Precisamos compreender os proceessos de Deus para que não fiquemos a lutar em vão, ou a ficar “dando murro em ponta de faca”. Precisamos, primeiramente separar provação da tentação. Tentação tem origem em nós, na nossa cobiça, como está escrito na carta de Tiago: “Ao contrário, cada um é tentado pela sua própria cobiça, quando esta o atrai e seduz. Então, a cobiça, depois de haver concebido, dá à luz o pecado; e o pecado, uma vez consumado, gera a morte. ” (Tiago 1:14-15, RA Strong).
Já a provação é algo que nos é permitido passar pelo Pai, com o propósito de fazer com que aprendamos sobre ele, sua graça, seu amor, e nos ensina, sobre paciência, sobre dependência de Deus e a não confiar em nós mesmos.
Toda provação tem um objetivo: fortalecer a nossa fé e a nossa dependência do Pai. Aprendermos a ter nele toda a nossa confiança, ensinando-nos a esperar no seu amor. A provação transcende a nossa vontade, o nosso querer e desejo. Na provação, aprendemos a perserverar e a esperar no Senhor.
Quando aprendemos a confiar e a depender do Senhor, começamos a compreender sobre a vida de Deus, sobre o seu propósito, sobre a razão de nosso viver neste mundo. Neste processo nós amadurecemos espiritualmente, deixamos de ser crianças e nos tornamos cristãos maduros.
Quando compreendemos que o nosso papel é sermos embaixadores de Deus, cidadãos do seu reino neste mundo, reconciliadores dos homens com ele, que somos povo de propriedade exclusiva dele; então compreendemos que não podemos continuar a viver como vivíamos neste mundo. Por isso, a medida que vamos amadurecendo, buscamos a santificação. E buscar a santificação, tem a ver com a vontade de Deus, que tem na sua palavra de forma expressa: “Sede santos porque eu sou santo”, “Sede imitadores de Deus como filhos amados”. Tudo isso, expressa um só propósito, revelarmos que somos semelhantes a Deus, que temos da mesma natureza que ele. Esta natureza divina, a vida de Deus, recebemos não porque somos bons ou porque fizemos algo bom; mas porque entregamos as nossas vidas nas mãos de Deus e confessamos a nossa dependência.

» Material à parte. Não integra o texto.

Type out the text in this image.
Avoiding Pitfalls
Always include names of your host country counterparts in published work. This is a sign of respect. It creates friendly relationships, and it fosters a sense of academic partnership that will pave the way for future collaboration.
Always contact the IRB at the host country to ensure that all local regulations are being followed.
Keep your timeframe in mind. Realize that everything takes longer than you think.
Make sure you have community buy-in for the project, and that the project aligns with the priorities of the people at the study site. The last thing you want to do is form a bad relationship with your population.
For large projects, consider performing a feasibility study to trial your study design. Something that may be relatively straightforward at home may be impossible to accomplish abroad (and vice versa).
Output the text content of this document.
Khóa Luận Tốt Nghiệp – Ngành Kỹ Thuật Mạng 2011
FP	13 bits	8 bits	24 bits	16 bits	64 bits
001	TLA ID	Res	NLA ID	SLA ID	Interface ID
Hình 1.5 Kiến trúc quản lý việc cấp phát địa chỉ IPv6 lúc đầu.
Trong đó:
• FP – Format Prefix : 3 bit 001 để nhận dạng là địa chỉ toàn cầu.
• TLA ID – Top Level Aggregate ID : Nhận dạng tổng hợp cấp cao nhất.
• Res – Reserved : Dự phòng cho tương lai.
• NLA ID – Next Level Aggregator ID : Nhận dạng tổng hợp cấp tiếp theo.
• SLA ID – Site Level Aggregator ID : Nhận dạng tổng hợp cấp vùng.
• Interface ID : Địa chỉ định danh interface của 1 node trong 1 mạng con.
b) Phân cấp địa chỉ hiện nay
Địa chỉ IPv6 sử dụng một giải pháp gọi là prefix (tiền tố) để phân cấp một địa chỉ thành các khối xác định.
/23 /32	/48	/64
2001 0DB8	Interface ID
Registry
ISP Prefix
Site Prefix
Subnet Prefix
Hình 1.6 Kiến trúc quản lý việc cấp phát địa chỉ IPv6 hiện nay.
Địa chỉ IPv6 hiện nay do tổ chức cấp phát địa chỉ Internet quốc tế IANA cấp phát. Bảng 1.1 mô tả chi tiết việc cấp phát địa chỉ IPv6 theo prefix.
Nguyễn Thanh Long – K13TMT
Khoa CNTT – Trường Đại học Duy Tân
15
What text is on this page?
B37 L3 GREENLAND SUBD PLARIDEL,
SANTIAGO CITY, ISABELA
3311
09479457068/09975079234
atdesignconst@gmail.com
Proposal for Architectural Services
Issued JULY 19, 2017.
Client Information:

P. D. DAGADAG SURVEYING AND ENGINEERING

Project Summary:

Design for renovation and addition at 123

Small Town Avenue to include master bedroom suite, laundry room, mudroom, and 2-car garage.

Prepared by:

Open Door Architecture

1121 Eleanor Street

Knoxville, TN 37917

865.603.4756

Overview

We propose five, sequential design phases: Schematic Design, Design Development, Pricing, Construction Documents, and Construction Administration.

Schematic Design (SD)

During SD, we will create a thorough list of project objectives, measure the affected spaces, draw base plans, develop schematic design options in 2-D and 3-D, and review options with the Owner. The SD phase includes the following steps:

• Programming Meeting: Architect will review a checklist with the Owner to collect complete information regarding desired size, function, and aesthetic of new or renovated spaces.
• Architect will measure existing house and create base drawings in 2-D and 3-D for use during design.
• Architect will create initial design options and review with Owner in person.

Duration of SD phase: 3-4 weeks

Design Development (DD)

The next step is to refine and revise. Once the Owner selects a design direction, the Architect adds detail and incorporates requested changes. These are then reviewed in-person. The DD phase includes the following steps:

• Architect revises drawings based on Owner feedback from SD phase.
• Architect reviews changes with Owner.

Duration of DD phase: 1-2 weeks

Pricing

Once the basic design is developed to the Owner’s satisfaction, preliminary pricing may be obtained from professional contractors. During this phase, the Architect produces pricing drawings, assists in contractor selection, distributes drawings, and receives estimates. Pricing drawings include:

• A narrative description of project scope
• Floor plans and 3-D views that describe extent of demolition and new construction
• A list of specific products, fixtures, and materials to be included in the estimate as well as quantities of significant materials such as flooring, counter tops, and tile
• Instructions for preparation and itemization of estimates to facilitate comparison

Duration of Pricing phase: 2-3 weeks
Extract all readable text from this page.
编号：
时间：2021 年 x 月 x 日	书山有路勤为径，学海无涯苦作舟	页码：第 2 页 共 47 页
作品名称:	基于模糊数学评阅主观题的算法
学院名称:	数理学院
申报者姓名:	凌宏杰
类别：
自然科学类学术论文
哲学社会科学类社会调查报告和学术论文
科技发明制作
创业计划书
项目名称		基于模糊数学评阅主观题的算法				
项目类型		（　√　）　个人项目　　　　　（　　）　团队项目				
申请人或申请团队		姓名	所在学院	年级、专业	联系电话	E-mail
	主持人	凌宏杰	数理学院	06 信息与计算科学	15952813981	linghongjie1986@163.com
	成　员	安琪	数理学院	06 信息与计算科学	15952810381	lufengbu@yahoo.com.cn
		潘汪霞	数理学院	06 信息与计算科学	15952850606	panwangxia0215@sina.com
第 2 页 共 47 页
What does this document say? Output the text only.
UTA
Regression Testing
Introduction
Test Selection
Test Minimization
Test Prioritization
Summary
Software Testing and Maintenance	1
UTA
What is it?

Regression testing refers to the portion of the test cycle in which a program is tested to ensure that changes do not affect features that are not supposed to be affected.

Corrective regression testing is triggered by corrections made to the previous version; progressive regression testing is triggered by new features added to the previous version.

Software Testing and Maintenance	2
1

Precisamos compreender que não se busca a santificação para nos aproximarmos mais de Deus, mas sim, para levarmos Deus até as pessoas. Quando nos santificamos em nossos atos, por isso Tiago escreveu: “Portanto, despojando-vos de toda impureza e acúmulo de maldade, acolhei, com mansidão, a palavra em vós implantada, a qual é poderosa para salvar a vossa alma. Tornai-vos, pois, praticantes da palavra e não somente ouvintes, enganando-vos a vós mesmos.” (Tiago 1:21-22, RA Strong)
Quando falamos em ser praticantes, estamos falando e viver segundo o que está escrito nesta palavra, não na nossa força; mas pela vida de Deus que flui em nós. É pela graça que podemos viver a palavra e revelá-la a este mundo, como cartas vidas, como a boa fragância de Cristo. Santificamos, portanto, não para chegar mais perto de Deus, pois ele já está em nós, somos santuários de Deus; mas sim, para revelarmos em nossos atos, os atos de justiça de Deus, a todos os homens. A santificação é a forma usada por Deus para se revelar ao mundo e para expressar o seu amor a todos os homens.
Na provação, perseveremos, para aprendermos a confiar e a depender do Senhor, e assim, no processo de purificar os nossos atos, como povo separado, possamos, revelar ao mundo o Deus que conhecemos e temos; para que o seu nome seja glorificado.